Combine all the estimates into one dataframe for plotting:
p = pd.DataFrame(naive_fit1.extract()['p'], columns=['A', 'B'])
naive_data1 = pd.DataFrame(dict(value=(p.B-p.A)/p.A))
naive_data1['variable'] = 'naive flat prior'
p = pd.DataFrame(naive_fit2.extract()['p'], columns=['A', 'B'])
naive_data2 = pd.DataFrame(dict(value=(p.B-p.A)/p.A))
naive_data2['variable'] = 'naive informative prior'
p = pd.DataFrame(bb_fit.extract()['p'], columns=['A', 'B'])

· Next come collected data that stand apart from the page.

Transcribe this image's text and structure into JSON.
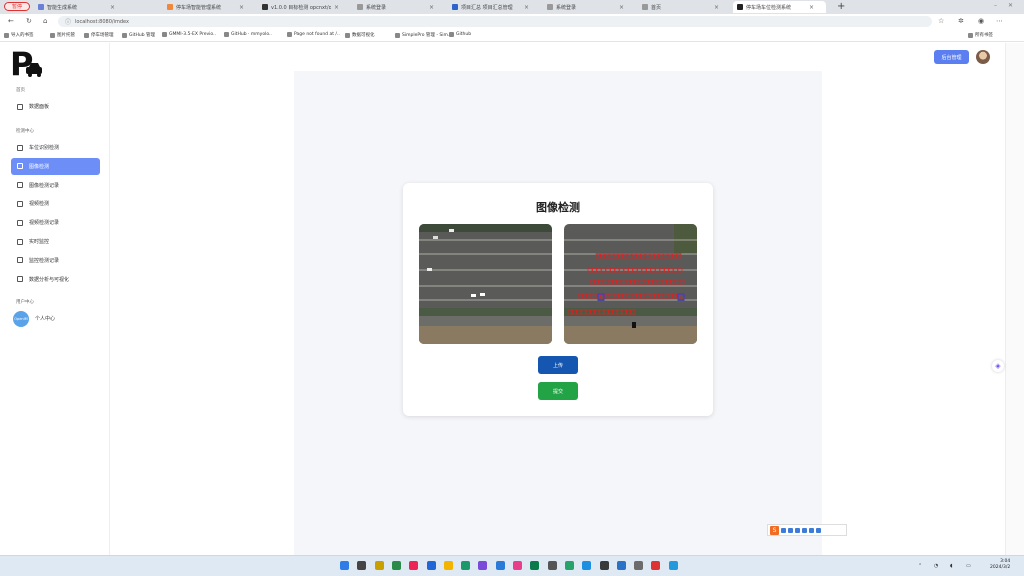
{
  "browser": {
    "pause_label": "暂停",
    "tabs": [
      {
        "title": "智能生成系统",
        "color": "#6b7fd7"
      },
      {
        "title": "停车场智能管理系统",
        "color": "#f1873a"
      },
      {
        "title": "v1.0.0 目标检测 opcnxt/opcnxt",
        "color": "#333333"
      },
      {
        "title": "系统登录",
        "color": "#999999"
      },
      {
        "title": "项目汇总 项目汇总管理",
        "color": "#2c64c9"
      },
      {
        "title": "系统登录",
        "color": "#999999"
      },
      {
        "title": "首页",
        "color": "#999999"
      },
      {
        "title": "停车场车位检测系统",
        "color": "#222222"
      }
    ],
    "url": "localhost:8080/imdex",
    "bookmarks": [
      "导入的书签",
      "图片托管",
      "停车场管理",
      "GitHub 管理",
      "GMMI-3.5-EX Previo..",
      "GitHub · mmyolo..",
      "Page not found at /..",
      "数据可视化",
      "SimplePro 管理 - Sim..",
      "Github"
    ],
    "bookmarks_right": "所有书签"
  },
  "sidebar": {
    "sections": [
      {
        "title": "首页",
        "items": [
          {
            "label": "数据面板",
            "active": false
          }
        ]
      },
      {
        "title": "检测中心",
        "items": [
          {
            "label": "车位识别检测",
            "active": false
          },
          {
            "label": "图像检测",
            "active": true
          },
          {
            "label": "图像检测记录",
            "active": false
          },
          {
            "label": "视频检测",
            "active": false
          },
          {
            "label": "视频检测记录",
            "active": false
          },
          {
            "label": "实时监控",
            "active": false
          },
          {
            "label": "监控检测记录",
            "active": false
          },
          {
            "label": "数据分析与可视化",
            "active": false
          }
        ]
      },
      {
        "title": "用户中心",
        "items": [
          {
            "label": "个人中心",
            "active": false
          }
        ]
      }
    ],
    "avatar_text": "OpenIM"
  },
  "header": {
    "button_label": "后台管理"
  },
  "card": {
    "title": "图像检测",
    "upload_label": "上传",
    "submit_label": "提交"
  },
  "taskbar": {
    "clock_time": "3:04",
    "clock_date": "2024/3/2"
  },
  "colors": {
    "accent": "#6d8ef7",
    "upload": "#1456b0",
    "submit": "#21a346",
    "detect_box": "#e02020",
    "detect_box_alt": "#3a3ae0"
  }
}
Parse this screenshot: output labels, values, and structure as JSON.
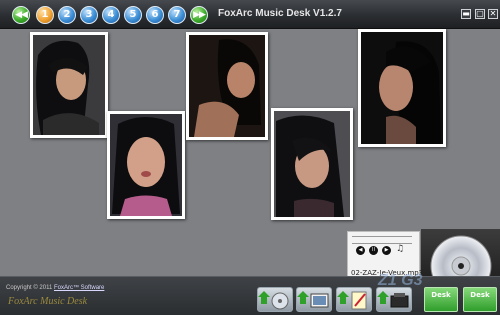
{
  "window": {
    "title": "FoxArc Music Desk V1.2.7",
    "minimize_symbol": "▬",
    "close_symbol": "✕"
  },
  "navigation": {
    "prev_symbol": "◀◀",
    "next_symbol": "▶▶",
    "desks": [
      "1",
      "2",
      "3",
      "4",
      "5",
      "6",
      "7"
    ],
    "active_desk": "1"
  },
  "photos": [
    {
      "name": "portrait-looking-right"
    },
    {
      "name": "portrait-kiss"
    },
    {
      "name": "portrait-profile-dark"
    },
    {
      "name": "portrait-hair-over-face"
    },
    {
      "name": "portrait-profile-right"
    }
  ],
  "player": {
    "track": "02-ZAZ-Je-Veux.mp3",
    "prev_symbol": "◀",
    "pause_symbol": "II",
    "next_symbol": "▶"
  },
  "footer": {
    "copyright_prefix": "Copyright © 2011",
    "company_link": "FoxArc™ Software",
    "brand": "FoxArc Music Desk"
  },
  "toolbar": {
    "tools": [
      "add-music-tool",
      "add-photo-tool",
      "notes-tool",
      "settings-tool"
    ],
    "desk_buttons": [
      "Desk",
      "Desk"
    ]
  },
  "watermark": "Z1 G3"
}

bb_data = pd.DataFrame(dict(value=(p.B-p.A)/p.A))
bb_data['variable'] = 'improved beta-binomial'
p = pd.DataFrame(logistic(lr_fit.extract()['coef']), columns=['A', 'B'])
lr_data = pd.DataFrame(dict(value=(p.B-p.A)/p.A))
lr_data['variable'] = 'logistic regression'
data = pd.concat([naive_data1, naive_data2, bb_data, lr_data])
The new, simpler logistic regression model gives basically the same answer as the previous beta-binomial model.
data.groupby('variable').value.plot(kind='kde')
plt.legend()
plt.xlim(-.1, .4);